The renovated habitat is based on a cypress spring in Florida, something more natural for young manatees recovering from injury. 

“It is the same pool, but we’ve change the design of it to make it more natural and hopefully a space that manatees will recognize. These are wild manatees, so we want them to come in somewhere and make it feel like home,” explained Virginia Edmonds, director of animal care at the Bishop Museum.  

Edmonds said it’s more common to see manatees in a spring during the cold months of winter, so the idea to build a “spring” made sense for both the manatees and those visiting them. 

The renovations include a manmade cypress tree stump in the middle for manatees to navigate around, just like they would in the wild. 

The renovated habitat also features some texture, sand-like, for manatees to explore. Manatees are used to being in sand, using it to scratch algae or barnacles off their backs. Edmonds explained texture is also stimulating and “makes them think about things.” 

Rescued manatee “Janus” was rescued in January From Philippi Creek in Sarasota after being unable to leave the canal. Janus was suffering from cold stress when she was rescued. The museum said when she was rescued, she weighed only 295 pounds, but is now up to 420 pounds. 

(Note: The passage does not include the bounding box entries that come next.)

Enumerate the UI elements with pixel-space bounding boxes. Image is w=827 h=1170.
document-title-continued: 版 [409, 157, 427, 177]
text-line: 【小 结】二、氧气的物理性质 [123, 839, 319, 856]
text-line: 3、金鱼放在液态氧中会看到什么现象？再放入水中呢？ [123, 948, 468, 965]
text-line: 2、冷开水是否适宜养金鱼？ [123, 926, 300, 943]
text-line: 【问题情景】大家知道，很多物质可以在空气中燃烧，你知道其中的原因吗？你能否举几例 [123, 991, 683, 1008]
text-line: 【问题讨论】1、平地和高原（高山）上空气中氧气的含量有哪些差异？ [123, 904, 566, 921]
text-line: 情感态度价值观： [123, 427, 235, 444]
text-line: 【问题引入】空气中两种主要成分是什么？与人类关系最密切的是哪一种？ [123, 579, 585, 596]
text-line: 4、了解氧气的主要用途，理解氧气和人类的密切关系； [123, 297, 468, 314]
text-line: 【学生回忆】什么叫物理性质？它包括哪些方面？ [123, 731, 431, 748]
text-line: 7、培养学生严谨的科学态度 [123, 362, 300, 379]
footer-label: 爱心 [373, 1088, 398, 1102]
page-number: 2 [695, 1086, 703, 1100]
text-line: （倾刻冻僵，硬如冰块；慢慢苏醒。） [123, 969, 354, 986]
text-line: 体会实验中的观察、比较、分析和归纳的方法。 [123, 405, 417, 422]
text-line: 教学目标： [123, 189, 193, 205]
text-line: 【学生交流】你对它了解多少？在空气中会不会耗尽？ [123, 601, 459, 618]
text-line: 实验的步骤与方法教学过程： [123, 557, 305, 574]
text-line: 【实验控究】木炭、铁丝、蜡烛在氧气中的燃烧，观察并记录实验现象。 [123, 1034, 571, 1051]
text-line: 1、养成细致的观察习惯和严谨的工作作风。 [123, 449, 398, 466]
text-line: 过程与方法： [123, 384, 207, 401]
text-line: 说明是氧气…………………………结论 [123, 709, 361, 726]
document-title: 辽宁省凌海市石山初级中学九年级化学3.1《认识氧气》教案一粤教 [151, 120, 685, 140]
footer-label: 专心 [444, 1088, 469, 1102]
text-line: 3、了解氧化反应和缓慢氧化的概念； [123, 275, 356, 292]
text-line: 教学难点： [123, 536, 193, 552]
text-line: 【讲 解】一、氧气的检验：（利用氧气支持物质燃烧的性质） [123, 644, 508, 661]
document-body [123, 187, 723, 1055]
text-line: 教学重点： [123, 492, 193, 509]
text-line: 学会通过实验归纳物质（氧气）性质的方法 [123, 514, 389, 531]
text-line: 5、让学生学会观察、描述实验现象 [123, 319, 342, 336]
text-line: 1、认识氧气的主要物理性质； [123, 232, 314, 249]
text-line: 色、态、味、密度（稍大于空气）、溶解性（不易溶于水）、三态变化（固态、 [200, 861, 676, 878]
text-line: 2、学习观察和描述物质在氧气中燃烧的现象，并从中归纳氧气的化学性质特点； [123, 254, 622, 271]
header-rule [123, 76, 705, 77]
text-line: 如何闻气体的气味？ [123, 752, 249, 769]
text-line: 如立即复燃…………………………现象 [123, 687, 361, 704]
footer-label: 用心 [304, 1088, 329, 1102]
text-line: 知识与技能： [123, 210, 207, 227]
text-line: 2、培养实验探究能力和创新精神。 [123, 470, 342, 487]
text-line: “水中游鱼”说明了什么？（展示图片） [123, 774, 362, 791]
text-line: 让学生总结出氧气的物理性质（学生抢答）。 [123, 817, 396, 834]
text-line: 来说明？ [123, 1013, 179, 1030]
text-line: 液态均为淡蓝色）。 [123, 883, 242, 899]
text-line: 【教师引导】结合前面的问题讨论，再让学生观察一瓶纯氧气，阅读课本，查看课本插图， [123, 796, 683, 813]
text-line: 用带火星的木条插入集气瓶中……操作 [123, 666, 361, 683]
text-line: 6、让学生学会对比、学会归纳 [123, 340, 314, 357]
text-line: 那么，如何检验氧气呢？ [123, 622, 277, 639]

The second manatee, Iclyn, is also a female, also rescued in Jan. from Whitaker Bayou in Sarasota, suffering from cold stress. When she was rescued, Iclyn weighed 360 pounds. The mammal now weighs in at 525 pounds. 

The manatees have been residents in the habitat for around a week now, coming from ZooTampa’s critical care hospital. 

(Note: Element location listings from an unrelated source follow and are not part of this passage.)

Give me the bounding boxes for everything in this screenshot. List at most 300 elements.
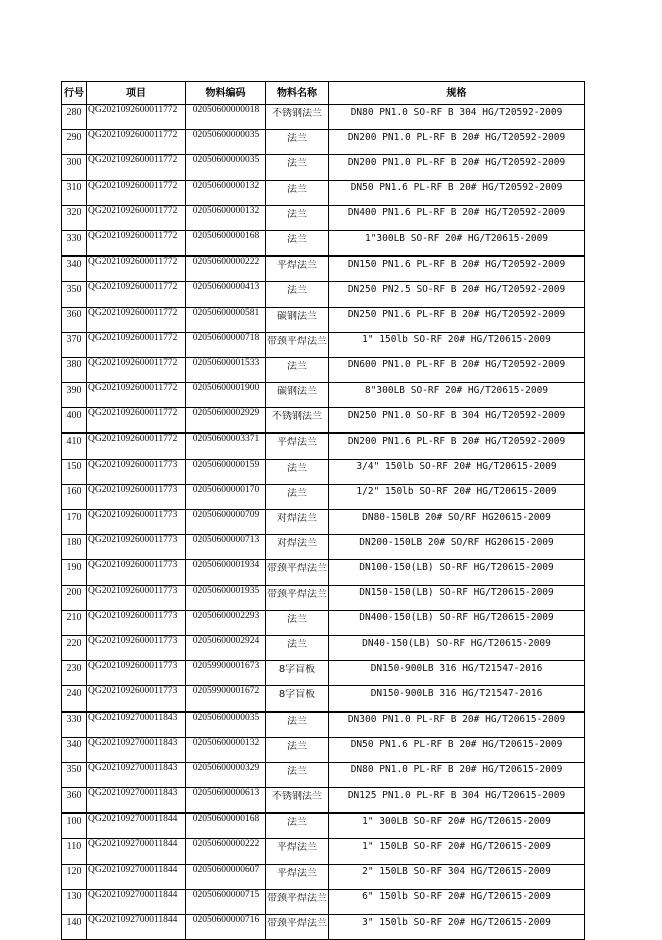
material-name-cell-text: 法兰 [287,740,307,752]
table-row [62,332,585,357]
project-cell-text: QG2021092600011772 [88,230,178,241]
spec-cell-text: DN150-900LB 316 HG/T21547-2016 [370,687,543,699]
material-name-cell-text: 平焊法兰 [277,260,317,272]
project-cell-text: QG2021092600011773 [88,560,178,571]
row-number-cell[interactable] [62,585,87,610]
row-number-cell-text: 330 [66,232,82,244]
spec-cell[interactable] [329,357,585,382]
material-code-cell[interactable] [186,130,266,155]
material-code-cell-text: 02050600000709 [192,510,260,520]
project-cell[interactable] [87,864,186,889]
material-name-cell-text: 法兰 [287,765,307,777]
project-cell-text: QG2021092600011773 [88,635,178,646]
spec-cell-text: DN40-150(LB) SO-RF HG/T20615-2009 [362,637,551,649]
spec-cell-text: 8"300LB SO-RF 20# HG/T20615-2009 [364,384,549,396]
row-number-cell[interactable] [62,712,87,738]
material-name-cell[interactable] [266,230,329,256]
project-cell[interactable] [87,484,186,509]
material-code-cell[interactable] [186,357,266,382]
table-row [62,661,585,686]
spec-cell-text: DN250 PN1.0 SO-RF B 304 HG/T20592-2009 [347,409,566,421]
spec-cell[interactable] [329,737,585,762]
spec-cell-text: 1" 150lb SO-RF 20# HG/T20615-2009 [362,334,551,346]
material-name-cell[interactable] [266,610,329,635]
material-name-cell[interactable] [266,307,329,332]
project-cell-text: QG2021092600011772 [88,307,178,318]
row-number-cell-text: 240 [66,687,82,699]
material-name-cell-text: 法兰 [287,638,307,650]
material-code-cell[interactable] [186,585,266,610]
material-code-cell-text: 02050600000718 [192,332,260,343]
project-cell-text: QG2021092700011844 [88,814,178,825]
material-code-cell-text: 02059900001673 [192,661,260,672]
row-number-cell[interactable] [62,282,87,307]
spec-cell[interactable] [329,205,585,230]
row-number-cell[interactable] [62,510,87,535]
project-cell[interactable] [87,383,186,408]
spec-cell-text: DN200 PN1.0 PL-RF B 20# HG/T20592-2009 [347,131,566,143]
table-row [62,484,585,509]
table-row [62,839,585,864]
project-cell[interactable] [87,510,186,535]
row-number-cell-text: 310 [66,182,82,194]
material-name-cell-text: 法兰 [287,285,307,297]
spec-cell-text: DN200 PN1.0 PL-RF B 20# HG/T20592-2009 [347,156,566,168]
row-number-cell[interactable] [62,686,87,712]
material-code-cell-text: 02050600000607 [192,864,260,875]
material-code-cell-text: 02050600000035 [192,712,260,723]
spec-cell[interactable] [329,585,585,610]
row-number-cell-text: 130 [66,891,82,903]
material-name-cell[interactable] [266,839,329,864]
row-number-cell[interactable] [62,635,87,660]
row-number-cell[interactable] [62,307,87,332]
material-name-cell[interactable] [266,105,329,130]
material-code-cell-text: 02050600002929 [192,408,260,419]
material-code-cell[interactable] [186,839,266,864]
material-code-cell[interactable] [186,788,266,814]
material-name-cell-text: 不锈钢法兰 [272,791,322,803]
row-number-cell[interactable] [62,433,87,459]
project-cell[interactable] [87,282,186,307]
material-code-cell[interactable] [186,712,266,738]
row-number-cell-text: 340 [66,258,82,270]
header-project: 项目 [87,82,186,105]
row-number-cell-text: 300 [66,156,82,168]
row-number-cell[interactable] [62,383,87,408]
material-code-cell[interactable] [186,307,266,332]
spec-cell[interactable] [329,712,585,738]
material-code-cell[interactable] [186,459,266,484]
row-number-cell-text: 170 [66,511,82,523]
spec-cell-text: DN250 PN1.6 PL-RF B 20# HG/T20592-2009 [347,309,566,321]
material-name-cell[interactable] [266,383,329,408]
project-cell[interactable] [87,332,186,357]
spec-cell[interactable] [329,459,585,484]
material-code-cell-text: 02050600000222 [192,257,260,268]
material-name-cell-text: 法兰 [287,487,307,499]
spec-cell-text: DN80 PN1.0 PL-RF B 20# HG/T20615-2009 [350,764,563,776]
project-cell[interactable] [87,459,186,484]
spec-cell[interactable] [329,307,585,332]
table-row [62,408,585,434]
material-name-cell-text: 带颈平焊法兰 [267,335,327,347]
material-name-cell[interactable] [266,889,329,914]
project-cell[interactable] [87,180,186,205]
row-number-cell-text: 360 [66,789,82,801]
project-cell[interactable] [87,585,186,610]
project-cell-text: QG2021092700011843 [88,712,178,723]
row-number-cell-text: 110 [66,841,82,853]
row-number-cell-text: 290 [66,131,82,143]
material-code-cell[interactable] [186,560,266,585]
spec-cell-text: DN80-150LB 20# SO/RF HG20615-2009 [362,511,551,523]
spec-cell[interactable] [329,383,585,408]
material-code-cell[interactable] [186,433,266,459]
material-code-cell-text: 02050600000581 [192,307,260,318]
table-row [62,130,585,155]
material-name-cell-text: 对焊法兰 [277,538,317,550]
spec-cell[interactable] [329,180,585,205]
spec-cell[interactable] [329,560,585,585]
material-code-cell[interactable] [186,180,266,205]
row-number-cell-text: 200 [66,587,82,599]
table-row [62,737,585,762]
table-row [62,105,585,130]
material-name-cell[interactable] [266,357,329,382]
table-row [62,762,585,787]
material-code-cell-text: 02050600000713 [192,535,260,546]
project-cell[interactable] [87,737,186,762]
project-cell[interactable] [87,408,186,434]
material-name-cell[interactable] [266,459,329,484]
project-cell-text: QG2021092600011773 [88,661,178,672]
material-name-cell-text: 法兰 [287,360,307,372]
material-name-cell[interactable] [266,585,329,610]
material-code-cell-text: 02050600000329 [192,762,260,773]
material-code-cell-text: 02050600001935 [192,585,260,596]
material-name-cell[interactable] [266,484,329,509]
spec-cell[interactable] [329,661,585,686]
material-name-cell[interactable] [266,686,329,712]
project-cell[interactable] [87,610,186,635]
row-number-cell[interactable] [62,408,87,434]
material-code-cell-text: 02050600001934 [192,560,260,571]
project-cell[interactable] [87,230,186,256]
material-name-cell[interactable] [266,510,329,535]
spec-cell-text: 1" 300LB SO-RF 20# HG/T20615-2009 [362,815,551,827]
material-name-cell-text: 法兰 [287,183,307,195]
spec-cell-text: DN50 PN1.6 PL-RF B 20# HG/T20615-2009 [350,739,563,751]
spec-cell[interactable] [329,155,585,180]
spec-cell[interactable] [329,130,585,155]
material-code-cell-text: 02050600000132 [192,737,260,748]
project-cell-text: QG2021092700011844 [88,864,178,875]
row-number-cell[interactable] [62,864,87,889]
header-row [62,82,585,105]
row-number-cell[interactable] [62,459,87,484]
material-code-cell-text: 02050600002924 [192,635,260,646]
spec-cell[interactable] [329,332,585,357]
material-name-cell[interactable] [266,762,329,787]
material-code-cell[interactable] [186,661,266,686]
header-spec: 规格 [329,82,585,105]
row-number-cell-text: 370 [66,334,82,346]
material-code-cell[interactable] [186,105,266,130]
table-row [62,788,585,814]
row-number-cell[interactable] [62,205,87,230]
spec-cell[interactable] [329,686,585,712]
material-name-cell[interactable] [266,560,329,585]
material-code-cell[interactable] [186,762,266,787]
row-number-cell-text: 120 [66,866,82,878]
material-name-cell[interactable] [266,864,329,889]
material-code-cell[interactable] [186,686,266,712]
row-number-cell-text: 320 [66,207,82,219]
project-cell-text: QG2021092700011843 [88,788,178,799]
row-number-cell[interactable] [62,661,87,686]
spec-cell[interactable] [329,282,585,307]
material-code-cell[interactable] [186,535,266,560]
row-number-cell[interactable] [62,332,87,357]
spreadsheet [61,81,584,940]
project-cell[interactable] [87,155,186,180]
project-cell[interactable] [87,712,186,738]
project-cell-text: QG2021092600011772 [88,282,178,293]
material-name-cell-text: 法兰 [287,462,307,474]
material-code-cell[interactable] [186,510,266,535]
material-name-cell[interactable] [266,433,329,459]
material-name-cell[interactable] [266,788,329,814]
material-code-cell[interactable] [186,864,266,889]
project-cell-text: QG2021092600011772 [88,180,178,191]
project-cell[interactable] [87,788,186,814]
table-row [62,230,585,256]
material-code-cell-text: 02050600000413 [192,282,260,293]
spec-cell[interactable] [329,889,585,914]
material-code-cell[interactable] [186,484,266,509]
material-name-cell-text: 碳钢法兰 [277,310,317,322]
material-code-cell-text: 02050600000018 [192,105,260,115]
spec-cell[interactable] [329,864,585,889]
project-cell[interactable] [87,686,186,712]
spec-cell-text: DN200-150LB 20# SO/RF HG20615-2009 [359,536,554,548]
material-name-cell[interactable] [266,737,329,762]
material-code-cell-text: 02050600000132 [192,205,260,216]
material-code-cell[interactable] [186,408,266,434]
material-name-cell-text: 碳钢法兰 [277,386,317,398]
material-code-cell-text: 02050600000132 [192,180,260,191]
spec-cell-text: 3" 150lb SO-RF 20# HG/T20615-2009 [362,916,551,928]
material-code-cell[interactable] [186,155,266,180]
spec-cell[interactable] [329,433,585,459]
material-code-cell-text: 02050600000715 [192,889,260,900]
material-name-cell-text: 平焊法兰 [277,867,317,879]
spec-cell-text: DN600 PN1.0 PL-RF B 20# HG/T20592-2009 [347,359,566,371]
spec-cell[interactable] [329,788,585,814]
project-cell[interactable] [87,889,186,914]
spec-cell-text: DN150-150(LB) SO-RF HG/T20615-2009 [359,587,554,599]
spec-cell-text: DN150 PN1.6 PL-RF B 20# HG/T20592-2009 [347,258,566,270]
row-number-cell[interactable] [62,839,87,864]
material-code-cell[interactable] [186,383,266,408]
material-name-cell[interactable] [266,712,329,738]
project-cell[interactable] [87,762,186,787]
spec-cell-text: 2" 150LB SO-RF 304 HG/T20615-2009 [362,866,551,878]
project-cell[interactable] [87,357,186,382]
spec-cell[interactable] [329,535,585,560]
row-number-cell-text: 350 [66,764,82,776]
row-number-cell-text: 160 [66,486,82,498]
row-number-cell-text: 350 [66,283,82,295]
material-name-cell[interactable] [266,130,329,155]
material-code-cell[interactable] [186,256,266,282]
row-number-cell[interactable] [62,357,87,382]
material-code-cell[interactable] [186,332,266,357]
row-number-cell[interactable] [62,105,87,130]
row-number-cell[interactable] [62,230,87,256]
row-number-cell-text: 360 [66,309,82,321]
row-number-cell[interactable] [62,813,87,839]
project-cell[interactable] [87,661,186,686]
material-name-cell-text: 对焊法兰 [277,513,317,524]
row-number-cell-text: 330 [66,714,82,726]
table-row [62,357,585,382]
row-number-cell[interactable] [62,889,87,914]
project-cell-text: QG2021092600011772 [88,383,178,394]
row-number-cell[interactable] [62,788,87,814]
material-code-cell-text: 02059900001672 [192,686,260,697]
spec-cell[interactable] [329,839,585,864]
spec-cell[interactable] [329,510,585,535]
row-number-cell-text: 340 [66,739,82,751]
material-code-cell-text: 02050600001533 [192,357,260,368]
project-cell-text: QG2021092600011772 [88,257,178,268]
project-cell[interactable] [87,205,186,230]
material-code-cell[interactable] [186,635,266,660]
row-number-cell-text: 280 [66,106,82,118]
spec-cell[interactable] [329,408,585,434]
spec-cell[interactable] [329,762,585,787]
project-cell[interactable] [87,839,186,864]
row-number-cell[interactable] [62,535,87,560]
table-row [62,155,585,180]
material-name-cell[interactable] [266,661,329,686]
project-cell[interactable] [87,535,186,560]
material-name-cell-text: 不锈钢法兰 [272,411,322,423]
row-number-cell[interactable] [62,762,87,787]
material-code-cell[interactable] [186,889,266,914]
project-cell[interactable] [87,635,186,660]
material-name-cell[interactable] [266,282,329,307]
row-number-cell[interactable] [62,155,87,180]
row-number-cell[interactable] [62,256,87,282]
material-name-cell[interactable] [266,256,329,282]
spec-cell-text: DN400 PN1.6 PL-RF B 20# HG/T20592-2009 [347,207,566,219]
project-cell[interactable] [87,256,186,282]
table-row [62,635,585,660]
material-name-cell-text: 平焊法兰 [277,842,317,854]
spec-cell[interactable] [329,813,585,839]
row-number-cell[interactable] [62,180,87,205]
project-cell-text: QG2021092600011772 [88,357,178,368]
project-cell-text: QG2021092700011844 [88,889,178,900]
table-row [62,610,585,635]
spec-cell[interactable] [329,105,585,130]
spec-cell-text: DN300 PN1.0 PL-RF B 20# HG/T20615-2009 [347,714,566,726]
material-name-cell[interactable] [266,535,329,560]
row-number-cell[interactable] [62,484,87,509]
material-code-cell-text: 02050600000613 [192,788,260,799]
table-row [62,459,585,484]
project-cell[interactable] [87,105,186,130]
material-name-cell[interactable] [266,813,329,839]
project-cell[interactable] [87,130,186,155]
material-code-cell-text: 02050600000168 [192,230,260,241]
spec-cell-text: DN100-150(LB) SO-RF HG/T20615-2009 [359,561,554,573]
material-name-cell[interactable] [266,332,329,357]
material-name-cell[interactable] [266,180,329,205]
material-code-cell[interactable] [186,282,266,307]
material-code-cell[interactable] [186,610,266,635]
spec-cell-text: 1"300LB SO-RF 20# HG/T20615-2009 [364,232,549,244]
table-row [62,307,585,332]
row-number-cell[interactable] [62,130,87,155]
row-number-cell[interactable] [62,737,87,762]
project-cell[interactable] [87,433,186,459]
table-row [62,282,585,307]
material-name-cell-text: 带颈平焊法兰 [267,563,327,575]
project-cell[interactable] [87,813,186,839]
material-name-cell[interactable] [266,155,329,180]
material-name-cell[interactable] [266,635,329,660]
project-cell-text: QG2021092600011773 [88,484,178,495]
material-code-cell[interactable] [186,205,266,230]
spec-cell-text: DN80 PN1.0 SO-RF B 304 HG/T20592-2009 [350,106,563,118]
spec-cell[interactable] [329,230,585,256]
spec-cell[interactable] [329,256,585,282]
row-number-cell-text: 400 [66,409,82,421]
material-code-cell[interactable] [186,230,266,256]
material-code-cell-text: 02050600000716 [192,915,260,925]
project-cell[interactable] [87,560,186,585]
project-cell-text: QG2021092600011772 [88,130,178,141]
material-code-cell-text: 02050600000035 [192,130,260,141]
project-cell[interactable] [87,307,186,332]
project-cell-text: QG2021092600011772 [88,155,178,166]
row-number-cell[interactable] [62,610,87,635]
project-cell-text: QG2021092600011773 [88,585,178,596]
material-name-cell[interactable] [266,408,329,434]
header-row-number: 行号 [62,82,87,105]
material-code-cell[interactable] [186,813,266,839]
spec-cell-text: 1" 150LB SO-RF 20# HG/T20615-2009 [362,841,551,853]
spec-cell[interactable] [329,484,585,509]
material-code-cell[interactable] [186,737,266,762]
material-name-cell-text: 法兰 [287,133,307,145]
table-row [62,889,585,914]
spec-cell[interactable] [329,635,585,660]
table-row [62,383,585,408]
material-name-cell[interactable] [266,205,329,230]
material-name-cell-text: 平焊法兰 [277,437,317,449]
project-cell-text: QG2021092700011844 [88,915,178,925]
spec-cell[interactable] [329,610,585,635]
project-cell-text: QG2021092700011844 [88,839,178,850]
row-number-cell[interactable] [62,560,87,585]
project-cell-text: QG2021092600011772 [88,205,178,216]
project-cell-text: QG2021092600011773 [88,510,178,520]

The Bishop’s habitat is a stage two rehabilitation facility, meaning manatees get more time to recuperate after being critically in a manatee hospital. Janus and Icyln are staying at the Bishop to gain “a little weight” and crews are hopeful to try and teach them behaviors, and to maintain them, before they’re released back into the wild to transition seamlessly.  

The habitat will open to the public on June 16 after a few months of construction.  

Edmonds said it’s so far, so good for these mammals.

“They’re using it how we hoped they would. You never really know, they can’t tell you what their needs are, you can just watch behavior and try and figure things out,” she said. “I think we came pretty close and the animals are using it just as we hoped they would.”

The museum has cared for 44 rehabilitating manatees, including the two new arrivals. 

The opening of the habitat takes place just days after Tampa Bay Congressman issued a letter urging the United States Fish and Wildlife Service to upgrade the manatee species status from “threatened” to “endangered.”

Preliminary rates from Florida Fish and Wildlife Conservation Commission indicate that a total of 782 manatees have died so far in 2021, compared to a total of 637 deaths in all of 2020. The five-year average of manatee deaths is 306, according to FWC.   

To report a distressed or dead manatee, Floridians and visitors can go online to the FWC website or call 888-404-FWCC. Cell phone users can also call #FWC or *FWC.